Gaining a bad reputation
Despite his early promise, Sheridan's reputation soon soured in the UK due to his repeated tardiness and often showing up at venues minus his guitar. A booking by German club owner Bruno Koschmider set his career on a new path as he and his band decamped to Hamburg to play a string of shows. When his bandmates chose to return to England at the end of the engagement, Sheridan opted to remain in Germany.
Sheridan soon met another Koschmider booking there: a raw, young band called The Beatles, then starting a 3-month residency at The Indra Club. The four young Liverpudlians jumped at the chance to learn from the more established Sheridan. George Harrison in particular rehearsed endlessly with Sheridan to improve his own guitar playing.
The relationship rapidly became symbiotic: the Beatles often played back up for Sheridan, while he regularly appeared on stage with them. It was during one such appearance that Bert Kaempfert, a representative of Polydor Germany, saw the commercial potential in the lineup. Ironically, it was Sheridan who was singled out for stardom. The Beatles were relegated to backing band duties.

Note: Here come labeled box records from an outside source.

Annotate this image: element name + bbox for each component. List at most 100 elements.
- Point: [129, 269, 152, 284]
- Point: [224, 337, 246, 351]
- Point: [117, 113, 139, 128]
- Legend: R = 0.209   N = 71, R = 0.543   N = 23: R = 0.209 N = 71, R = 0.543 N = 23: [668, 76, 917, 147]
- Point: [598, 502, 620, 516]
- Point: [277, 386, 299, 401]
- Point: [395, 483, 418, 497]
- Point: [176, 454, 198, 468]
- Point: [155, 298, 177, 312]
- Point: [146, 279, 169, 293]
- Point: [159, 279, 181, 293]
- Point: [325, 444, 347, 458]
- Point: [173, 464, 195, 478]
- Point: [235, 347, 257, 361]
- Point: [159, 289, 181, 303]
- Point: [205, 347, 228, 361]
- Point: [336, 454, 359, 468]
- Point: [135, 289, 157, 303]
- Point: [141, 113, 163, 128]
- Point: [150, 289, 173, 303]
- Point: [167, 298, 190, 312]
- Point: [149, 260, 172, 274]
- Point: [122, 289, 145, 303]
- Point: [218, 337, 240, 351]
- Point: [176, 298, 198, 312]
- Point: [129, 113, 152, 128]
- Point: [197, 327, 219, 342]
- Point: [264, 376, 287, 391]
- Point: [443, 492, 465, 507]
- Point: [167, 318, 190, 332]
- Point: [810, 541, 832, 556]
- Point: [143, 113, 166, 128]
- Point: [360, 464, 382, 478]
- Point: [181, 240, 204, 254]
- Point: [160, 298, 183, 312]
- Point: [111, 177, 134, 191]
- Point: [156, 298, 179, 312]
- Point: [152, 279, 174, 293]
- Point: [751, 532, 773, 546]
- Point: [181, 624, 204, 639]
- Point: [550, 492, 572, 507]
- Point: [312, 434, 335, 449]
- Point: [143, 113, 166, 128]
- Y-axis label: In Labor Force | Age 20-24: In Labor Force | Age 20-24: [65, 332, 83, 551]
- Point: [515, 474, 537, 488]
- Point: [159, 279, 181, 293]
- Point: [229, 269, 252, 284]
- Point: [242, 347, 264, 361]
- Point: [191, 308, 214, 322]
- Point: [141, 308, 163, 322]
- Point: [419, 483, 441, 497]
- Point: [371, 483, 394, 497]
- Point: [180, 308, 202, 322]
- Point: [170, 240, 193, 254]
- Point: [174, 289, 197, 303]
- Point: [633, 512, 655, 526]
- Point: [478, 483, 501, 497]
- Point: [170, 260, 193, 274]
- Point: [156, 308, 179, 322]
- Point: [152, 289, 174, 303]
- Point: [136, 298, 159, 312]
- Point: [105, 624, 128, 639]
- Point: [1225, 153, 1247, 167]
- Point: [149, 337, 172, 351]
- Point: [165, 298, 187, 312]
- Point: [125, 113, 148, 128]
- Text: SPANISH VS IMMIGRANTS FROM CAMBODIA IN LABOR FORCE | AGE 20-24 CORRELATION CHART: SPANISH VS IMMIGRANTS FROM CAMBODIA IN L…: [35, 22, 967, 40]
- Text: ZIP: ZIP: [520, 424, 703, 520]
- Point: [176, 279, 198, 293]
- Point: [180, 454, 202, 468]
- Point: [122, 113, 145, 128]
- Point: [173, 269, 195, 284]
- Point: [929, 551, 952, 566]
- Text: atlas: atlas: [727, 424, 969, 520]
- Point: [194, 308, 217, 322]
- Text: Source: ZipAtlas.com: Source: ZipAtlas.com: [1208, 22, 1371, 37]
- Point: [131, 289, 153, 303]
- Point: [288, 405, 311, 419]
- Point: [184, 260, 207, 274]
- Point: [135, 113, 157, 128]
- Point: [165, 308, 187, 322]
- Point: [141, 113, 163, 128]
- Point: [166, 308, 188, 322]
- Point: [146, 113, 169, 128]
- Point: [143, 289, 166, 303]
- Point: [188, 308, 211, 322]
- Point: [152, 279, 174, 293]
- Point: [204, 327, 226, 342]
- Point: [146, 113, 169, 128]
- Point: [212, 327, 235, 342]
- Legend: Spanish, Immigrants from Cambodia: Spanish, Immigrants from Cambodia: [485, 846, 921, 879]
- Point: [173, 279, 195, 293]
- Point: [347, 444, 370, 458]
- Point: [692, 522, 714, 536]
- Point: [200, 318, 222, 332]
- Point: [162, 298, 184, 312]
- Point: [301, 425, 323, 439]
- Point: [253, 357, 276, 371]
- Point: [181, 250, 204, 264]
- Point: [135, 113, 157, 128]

On two days in June 1961, the makeshift group recorded seven songs. The single "My Bonnie," credited to Tony Sheridan and the Beat Brothers, reached Number 5 on the German Hit Parade. Now one of the most sought-after pieces of Beatles memorabilia, the single is one of the most expensive 45rpms of all time. In 2007 a copy was sold at auction for $15,000.
A change of direction
Sheridan's musical style abruptly changed in the mid 60s. The move towards blues and jazz alienated much of his rock and roll fanbase. Performing for Allied troops in Vietnam in 1967, Sheridan was rewarded by being made an honorary Captain in the United States Army.
In the early 70s, Sheridan was responsible for a popular West German radio program which played blues music and reappeared on stage in 1978 at the reopening of Hamburg’s legendary Star Club.
He lived in Seestermühe, a village north of Hamburg, where, in addition to music, he also designed coats of arms. His last credit on a recording was on Dave Humphries 2008 album, "…and so it goes." Sheridan played on five of the album's eleven tracks.
Despite his achievements as a respected musician in his own right, it will always be his association with The Beatles during their earliest years that assures Sheridan a place in the music history books. Paul McCartney referred to him as "The Teacher" due to his influence on the foursome during their coming-of-age period.